I am writing library that is supposed to initialize some data and return void pointer. Pointer is then used in C code. Inside library I want to use C++ class to initialize this data.
void *init()
{
return new MyData();
}
void fini(void *d)
{
MyData *m = reinterpret_cast<MyData *>(d);
delete d;
}
This works while MyData is simple class without virtual methods. But now I want MyData to be an implementation of abstract class.

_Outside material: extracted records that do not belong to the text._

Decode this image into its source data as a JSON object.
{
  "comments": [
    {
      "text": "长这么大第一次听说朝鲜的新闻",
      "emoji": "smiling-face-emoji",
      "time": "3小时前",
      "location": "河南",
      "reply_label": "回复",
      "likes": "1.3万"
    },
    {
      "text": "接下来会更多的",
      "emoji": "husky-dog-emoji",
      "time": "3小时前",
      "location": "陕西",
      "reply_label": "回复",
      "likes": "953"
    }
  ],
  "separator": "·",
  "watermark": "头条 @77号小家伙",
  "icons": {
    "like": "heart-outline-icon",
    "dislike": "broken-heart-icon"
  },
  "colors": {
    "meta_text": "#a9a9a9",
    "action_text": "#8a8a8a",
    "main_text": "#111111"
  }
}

class Base // No virtual things
{
int val;
};
class A : public Base // Abstract class
{
virtual int x() = 0;
};
class B : public A // Implementation
{
int x() {return val;}
};
If I then cast this class to void*, first 4 bytes of data will not reflect "val" variable of base class. Because of vtable maybe? Fine, I understood that this is wrong way to cast. Any suggestions? Something like
return static_cast<Base *>(new MyData);
seems to work but i also need to reconstruct MyData from void * and delete it properly. C program will only use values from Base part of MyData.
Here is alternative
void *init()
{
return new MyData();
}
void fini(void *d)
{
delete reinterpret_cast<MyData *>(d);
}
void *getbase(void *d)
{
MyData *m = reinterpret_cast<MyData *>(d);
return static_cast<Base *>(m);
}
but i'd like to avoid third function. Thanks and sorry for my english.